In 2015 McDaniel started all 18 games and had 86 catches for 1,038 yards and four touchdowns, plus caught five two-point converts which is a CFL season-record. He also carried the ball three times. McDaniel also started both playoff games and had six catches for 27 yards and returned four punts for 40 yards. In 2016 McDaniel started 16 games and was the team’s leading receiver with 1,074 yards and four touchdowns on 83 catches and added one carry for three yards. He also had a two-point convert. He played his 100th regular-season game on June 25. 2016 was his third 1,000-yard receiving season, and his third season to lead the Stampeders in receiving yards. He was on the one-game injury list for Games 17 and 18. In 2017 McDaniel re-signed with the Stampeders through the 2018 season. McDaniel had another strong season in 2017, leading the Stamps in receiving yards for the fourth consecutive season. Following the team's loss in the 105th Grey Cup McDaniel was critical of teammate Kamar Jorden's fumble which played a significant role in the Stamps' defeat. On February 9, 2018 the Stampeders announced they had released McDaniel.
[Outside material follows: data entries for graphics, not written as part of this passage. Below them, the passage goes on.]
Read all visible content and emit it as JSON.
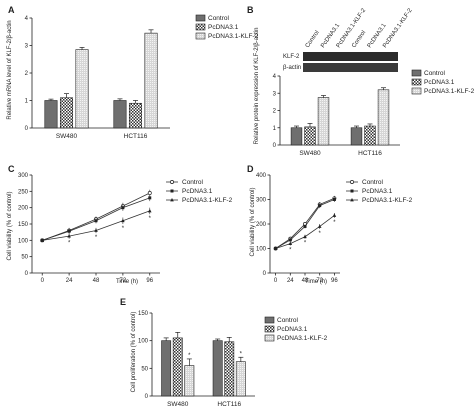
{
  "figure_labels": [
    "A",
    "B",
    "C",
    "D",
    "E"
  ],
  "chart_data": [
    {
      "panel": "A",
      "type": "bar",
      "ylabel": "Relative mRNA level of KLF-2/β-actin",
      "ylim": [
        0,
        4
      ],
      "yticks": [
        0,
        1,
        2,
        3,
        4
      ],
      "categories": [
        "SW480",
        "HCT116"
      ],
      "legend": "top-right",
      "series": [
        {
          "name": "Control",
          "values": [
            1.0,
            1.0
          ],
          "errors": [
            0.05,
            0.06
          ],
          "fill": "solid"
        },
        {
          "name": "PcDNA3.1",
          "values": [
            1.1,
            0.9
          ],
          "errors": [
            0.15,
            0.1
          ],
          "fill": "check"
        },
        {
          "name": "PcDNA3.1-KLF-2",
          "values": [
            2.85,
            3.45
          ],
          "errors": [
            0.08,
            0.12
          ],
          "fill": "light"
        }
      ]
    },
    {
      "panel": "B",
      "type": "bar",
      "ylabel": "Relative protein expression of KLF-2/β-actin",
      "ylim": [
        0,
        4
      ],
      "yticks": [
        0,
        1,
        2,
        3,
        4
      ],
      "categories": [
        "SW480",
        "HCT116"
      ],
      "legend": "top-right",
      "blot": {
        "lanes": [
          "Control",
          "PcDNA3.1",
          "PcDNA3.1-KLF-2",
          "Control",
          "PcDNA3.1",
          "PcDNA3.1-KLF-2"
        ],
        "rows": [
          "KLF-2",
          "β-actin"
        ]
      },
      "series": [
        {
          "name": "Control",
          "values": [
            1.0,
            1.0
          ],
          "errors": [
            0.1,
            0.1
          ],
          "fill": "solid"
        },
        {
          "name": "PcDNA3.1",
          "values": [
            1.05,
            1.1
          ],
          "errors": [
            0.2,
            0.12
          ],
          "fill": "check"
        },
        {
          "name": "PcDNA3.1-KLF-2",
          "values": [
            2.75,
            3.2
          ],
          "errors": [
            0.12,
            0.12
          ],
          "fill": "light"
        }
      ]
    },
    {
      "panel": "C",
      "type": "line",
      "ylabel": "Cell viability (% of control)",
      "xlabel": "Time (h)",
      "ylim": [
        0,
        300
      ],
      "yticks": [
        0,
        50,
        100,
        150,
        200,
        250,
        300
      ],
      "x": [
        0,
        24,
        48,
        72,
        96
      ],
      "legend": "top-right",
      "series": [
        {
          "name": "Control",
          "values": [
            100,
            130,
            165,
            205,
            245
          ],
          "errors": [
            5,
            8,
            8,
            10,
            10
          ],
          "marker": "circle"
        },
        {
          "name": "PcDNA3.1",
          "values": [
            100,
            128,
            160,
            200,
            230
          ],
          "errors": [
            5,
            8,
            8,
            10,
            10
          ],
          "marker": "square"
        },
        {
          "name": "PcDNA3.1-KLF-2",
          "values": [
            100,
            113,
            130,
            160,
            190
          ],
          "errors": [
            5,
            8,
            8,
            10,
            10
          ],
          "marker": "triangle"
        }
      ],
      "annotations": [
        "*",
        "*",
        "*",
        "*"
      ]
    },
    {
      "panel": "D",
      "type": "line",
      "ylabel": "Cell viability (% of control)",
      "xlabel": "Time (h)",
      "ylim": [
        0,
        400
      ],
      "yticks": [
        0,
        100,
        200,
        300,
        400
      ],
      "x": [
        0,
        24,
        48,
        72,
        96
      ],
      "legend": "top-right",
      "series": [
        {
          "name": "Control",
          "values": [
            100,
            140,
            200,
            280,
            305
          ],
          "errors": [
            5,
            8,
            8,
            10,
            10
          ],
          "marker": "circle"
        },
        {
          "name": "PcDNA3.1",
          "values": [
            100,
            135,
            190,
            275,
            300
          ],
          "errors": [
            5,
            8,
            8,
            10,
            10
          ],
          "marker": "square"
        },
        {
          "name": "PcDNA3.1-KLF-2",
          "values": [
            100,
            120,
            148,
            190,
            235
          ],
          "errors": [
            5,
            8,
            8,
            10,
            10
          ],
          "marker": "triangle"
        }
      ],
      "annotations": [
        "*",
        "*",
        "*",
        "*"
      ]
    },
    {
      "panel": "E",
      "type": "bar",
      "ylabel": "Cell proliferation (% of control)",
      "ylim": [
        0,
        150
      ],
      "yticks": [
        0,
        50,
        100,
        150
      ],
      "categories": [
        "SW480",
        "HCT116"
      ],
      "legend": "top-right",
      "series": [
        {
          "name": "Control",
          "values": [
            100,
            100
          ],
          "errors": [
            5,
            3
          ],
          "fill": "solid"
        },
        {
          "name": "PcDNA3.1",
          "values": [
            105,
            98
          ],
          "errors": [
            10,
            8
          ],
          "fill": "check"
        },
        {
          "name": "PcDNA3.1-KLF-2",
          "values": [
            55,
            62
          ],
          "errors": [
            12,
            8
          ],
          "fill": "light"
        }
      ],
      "annotations": [
        "*",
        "*"
      ]
    }
  ]
}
===Hamilton Tiger-Cats (II)===
On September 9, 2018, McDaniel was re-signed by the Hamilton Tiger-Cats. McDaniel was initially signed to the practice roster so that he could continue to serve as the receivers coach at the nearby McMaster University, but was promoted following a slew of injuries to the Ti-Cat receivers. In four games, McDaniel caught eight passes for 65 yards.

===CFL statistics===
| Receiving | | Regular season | | | | | |
| Year | Team | Games | No. | Yards | Avg | Long | TD |
| 2009 | HAM | 18 | 57 | 688 | 12.1 | 41 | 3 |
| 2010 | HAM | 18 | 76 | 998 | 13.1 | 37 | 7 |
| 2011 | HAM | 1 | 4 | 60 | 15.0 | 24 | 0 |
| 2012 | CGY | 14 | 53 | 744 | 14.0 | 50 | 3 |
| 2013 | CGY | 18 | 76 | 1,047 | 13.8 | 63 | 8 |
| 2014 | CGY | 12 | 54 | 792 | 14.7 | 43 | 4 |
| 2015 | CGY | 18 | 86 | 1,038 | 12.1 | 63 | 4 |
| 2016 | CGY | 16 | 83 | 1,074 | 12.9 | 53 | 4 |
| 2017 | CGY | 15 | 65 | 860 | 13.2 | 49 | 4 |
| 2018 | HAM | 4 | 8 | 65 | 8.1 | 12 | 0 |
| CFL totals | 134 | 562 | 7,366 | 13.1 | 63 | 37 | |
Source: CFL.ca Player Bio

== Coaching career ==
===McMaster Marauders===
Prior to serving as the receivers coach at McMaster University, McDaniel was a guest coach for his old CFL team in Calgary during training camp. After joining Hamilton later in the season, McDaniel continued to coach for McMaster, while also fulfilling his playing duties.

===Montreal Alouettes===
On June 25, 2019, McDaniel was hired by the Montreal Alouettes as an offensive assistant.

===Calgary Stampeders===
McDaniel joined Stampeders for the 2020 season as their receivers coach. After serving for two seasons, McDaniel was not retained for the 2023 season.

===Saskatchewan Roughriders===
On January 15, 2024, it was announced that McDaniel had been named the receivers coach for the Saskatchewan Roughriders.